En el astillero, el gerente le agradeció la compra y le regaló un llavero de oro con forma de barco, que Günther recibió emocionado: por la rígida educación prusiana que le habían impartido, de niño nunca había recibido regalos, ni siquiera para sus cumpleaños o las navidades. Como siempre le ocurría en estos casos, se le nubló la vista y tuvo la desagradable sensación de que iba a emocionarse. ¡Günther von Bohlen und Reichenbach und Fassbinder sollozando como un mariquita delante de tanta gente!

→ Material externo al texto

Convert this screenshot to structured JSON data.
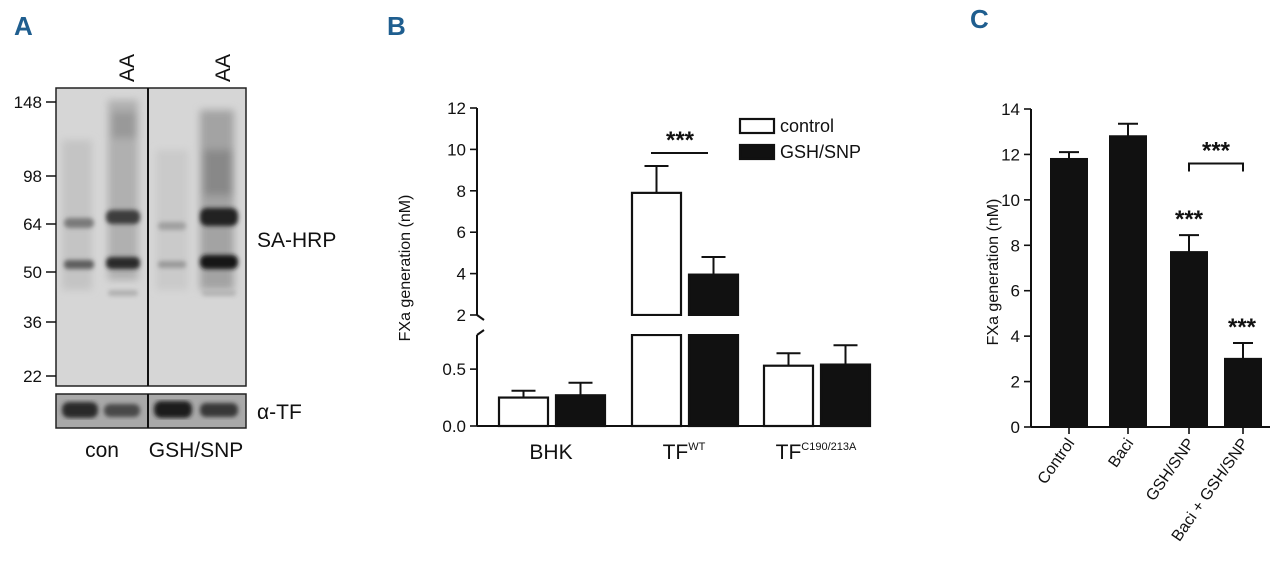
{
  "panel_labels": [
    "A",
    "B",
    "C"
  ],
  "blot": {
    "lane_labels": [
      "AA",
      "AA"
    ],
    "mw_markers": [
      "148",
      "98",
      "64",
      "50",
      "36",
      "22"
    ],
    "band_label": "SA-HRP",
    "loading_label": "α-TF",
    "group_labels": [
      "con",
      "GSH/SNP"
    ]
  },
  "chart_data": [
    {
      "type": "bar",
      "panel": "B",
      "ylabel": "FXa generation (nM)",
      "categories": [
        {
          "base": "BHK",
          "sup": ""
        },
        {
          "base": "TF",
          "sup": "WT"
        },
        {
          "base": "TF",
          "sup": "C190/213A"
        }
      ],
      "series": [
        {
          "name": "control",
          "fill": "#ffffff",
          "values": [
            0.25,
            7.9,
            0.53
          ],
          "errors": [
            0.06,
            1.3,
            0.11
          ]
        },
        {
          "name": "GSH/SNP",
          "fill": "#111111",
          "values": [
            0.27,
            3.95,
            0.54
          ],
          "errors": [
            0.11,
            0.85,
            0.17
          ]
        }
      ],
      "axis_break": true,
      "lower_ticks": [
        "0.0",
        "0.5"
      ],
      "upper_ticks": [
        "2",
        "4",
        "6",
        "8",
        "10",
        "12"
      ],
      "lower_ylim": [
        0,
        0.8
      ],
      "upper_ylim": [
        2,
        12
      ],
      "legend_position": "top-right",
      "annotations": [
        {
          "text": "***",
          "between": "TF control vs GSH/SNP"
        }
      ]
    },
    {
      "type": "bar",
      "panel": "C",
      "ylabel": "FXa generation (nM)",
      "categories": [
        "Control",
        "Baci",
        "GSH/SNP",
        "Baci + GSH/SNP"
      ],
      "values": [
        11.8,
        12.8,
        7.7,
        3.0
      ],
      "errors": [
        0.3,
        0.55,
        0.75,
        0.7
      ],
      "ylim": [
        0,
        14
      ],
      "yticks": [
        "0",
        "2",
        "4",
        "6",
        "8",
        "10",
        "12",
        "14"
      ],
      "annotations": [
        {
          "text": "***",
          "target": "GSH/SNP"
        },
        {
          "text": "***",
          "target": "Baci + GSH/SNP"
        },
        {
          "text": "***",
          "bracket": "GSH/SNP vs Baci + GSH/SNP"
        }
      ]
    }
  ]
}
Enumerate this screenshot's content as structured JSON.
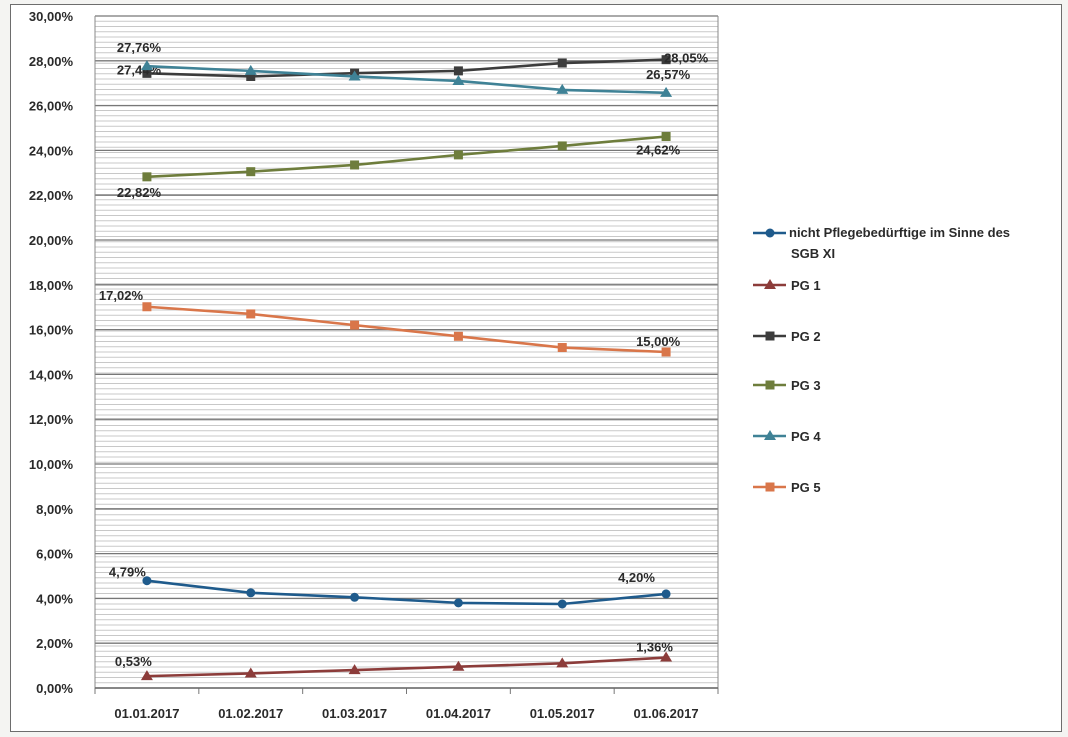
{
  "chart_data": {
    "type": "line",
    "title": "",
    "xlabel": "",
    "ylabel": "",
    "x": [
      "01.01.2017",
      "01.02.2017",
      "01.03.2017",
      "01.04.2017",
      "01.05.2017",
      "01.06.2017"
    ],
    "ylim": [
      0,
      30
    ],
    "y_ticks": [
      "0,00%",
      "2,00%",
      "4,00%",
      "6,00%",
      "8,00%",
      "10,00%",
      "12,00%",
      "14,00%",
      "16,00%",
      "18,00%",
      "20,00%",
      "22,00%",
      "24,00%",
      "26,00%",
      "28,00%",
      "30,00%"
    ],
    "grid": true,
    "legend_position": "right",
    "series": [
      {
        "name": "nicht Pflegebedürftige im Sinne des SGB XI",
        "color": "#1f5b8c",
        "marker": "circle",
        "values": [
          4.79,
          4.25,
          4.05,
          3.8,
          3.75,
          4.2
        ],
        "labels": [
          {
            "index": 0,
            "text": "4,79%"
          },
          {
            "index": 5,
            "text": "4,20%"
          }
        ]
      },
      {
        "name": "PG 1",
        "color": "#8c3c3a",
        "marker": "triangle",
        "values": [
          0.53,
          0.65,
          0.8,
          0.95,
          1.1,
          1.36
        ],
        "labels": [
          {
            "index": 0,
            "text": "0,53%"
          },
          {
            "index": 5,
            "text": "1,36%"
          }
        ]
      },
      {
        "name": "PG 2",
        "color": "#3c3c3c",
        "marker": "square",
        "values": [
          27.44,
          27.3,
          27.45,
          27.55,
          27.9,
          28.05
        ],
        "labels": [
          {
            "index": 0,
            "text": "27,44%"
          },
          {
            "index": 5,
            "text": "28,05%"
          }
        ]
      },
      {
        "name": "PG 3",
        "color": "#6e7d3c",
        "marker": "square",
        "values": [
          22.82,
          23.05,
          23.35,
          23.8,
          24.2,
          24.62
        ],
        "labels": [
          {
            "index": 0,
            "text": "22,82%"
          },
          {
            "index": 5,
            "text": "24,62%"
          }
        ]
      },
      {
        "name": "PG 4",
        "color": "#3f8296",
        "marker": "triangle",
        "values": [
          27.76,
          27.55,
          27.3,
          27.1,
          26.7,
          26.57
        ],
        "labels": [
          {
            "index": 0,
            "text": "27,76%"
          },
          {
            "index": 5,
            "text": "26,57%"
          }
        ]
      },
      {
        "name": "PG 5",
        "color": "#d9764a",
        "marker": "square",
        "values": [
          17.02,
          16.7,
          16.2,
          15.7,
          15.2,
          15.0
        ],
        "labels": [
          {
            "index": 0,
            "text": "17,02%"
          },
          {
            "index": 5,
            "text": "15,00%"
          }
        ]
      }
    ]
  }
}
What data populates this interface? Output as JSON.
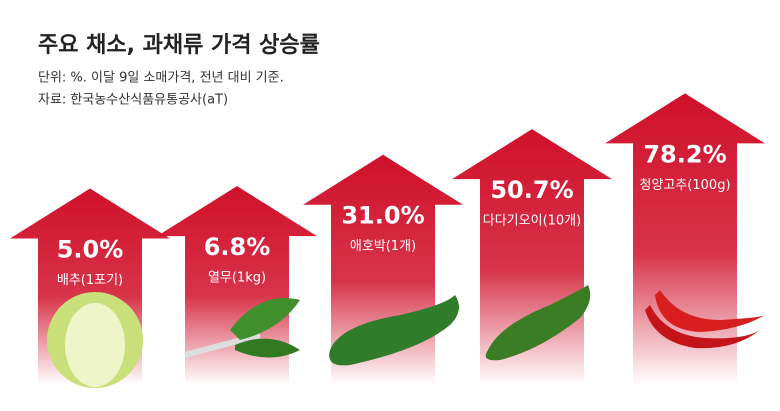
{
  "chart_data": {
    "type": "arrow-bar",
    "title": "주요 채소, 과채류 가격 상승률",
    "subtitle": "단위: %. 이달 9일 소매가격, 전년 대비 기준.",
    "source": "자료: 한국농수산식품유통공사(aT)",
    "categories": [
      "배추(1포기)",
      "열무(1kg)",
      "애호박(1개)",
      "다다기오이(10개)",
      "청양고추(100g)"
    ],
    "values": [
      5.0,
      6.8,
      31.0,
      50.7,
      78.2
    ],
    "value_labels": [
      "5.0%",
      "6.8%",
      "31.0%",
      "50.7%",
      "78.2%"
    ],
    "color": "#d0102a"
  }
}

Se incorporó con violencia, contuvo sus ganas de pegarle al gerente, y se retiró, rodeado por sus esbirros. Subió a uno de los barcos y descendió por una escalera de metal hasta el fondo de su gigantesca bodega. Con una sonrisa mefistofélica pensó en la carga que disimularía bajo el petróleo, un negocio de muchos millones. Barcos enormes cargados de armas para África. Se matan entre ellos por un pedazo de tierra seca. Salvajes, incivilizados, andan en taparrabos, viven en la prehistoria pero compran armas, muchas armas. Allá ellos, que se maten. Por la noche ordenó:

—Fritz, la carga especial.

Las grúas comenzaron a bajar cajas de madera envueltas en plástico. De la operación se encargaba un grupo de estibadores sordos, ciegos y mudos. Eso aseguraba la confidencialidad aunque generaba algunos problemas: casi todas las cajas terminaban depositadas en la cubierta del barco o fuera de él, mientras la bodega comenzaba a llenarse de objetos insólitos: bicicletas, árboles, un buzón, gallinas, un banco de plaza, la señora del gerente del astillero. Fritz se vio obligado a participar activamente en la operación, hasta que logró poner en orden las cajas y arrojar por la borda los objetos extraños. Gunther, cuando estuvo seguro de que nadie podía verlo, abrió una de las cajas. La pesada tapa cayó, y pudo comprobar que las armas estaban en condiciones. Las contó, y confirmó que enviaba exactamente lo que le habían pedido: arcos, flechas, garrotes, lanzas, piedras. Cerró la tapa, aliviado. Al menos éste sería el primer uso de los petroleros. Luego había otro diferente; esto lo hizo acordarse del doctor Anastassi, y le preguntó a Fritz si estaba controlando ese proceso. Él contestó que llamaba diariamente.

Abandonó el barco y partió hacia el aeropuerto, donde lo esperaba Michelle en el Concorde. Regresaban. Durante el vuelo Günther llamó al Presidente para confirmar la cita en el Grand Hotel and Towers.

—Ahí le ofreceremos un pequeño ágape, señor Presidente, para que se distraiga de las pesadas tareas de gobierno.

Dijo, y colgó. En la Casa de Gobierno, el ministro Falfaro le acercaba al Presidente unas encuestas con un estudio de imagen. El doctor Smárbekta tenía el 87 por ciento de aprobación, él un magro 3 por ciento. Tiró las hojas con disgusto.

—Es que Smárbekta visita colegios, saluda niños —trató de justificar Falfaro.

—¡Hagamos lo mismo, imbécil! ¡Que traigan colegios a conocer la Casa de Gobierno! —rugió el Presidente.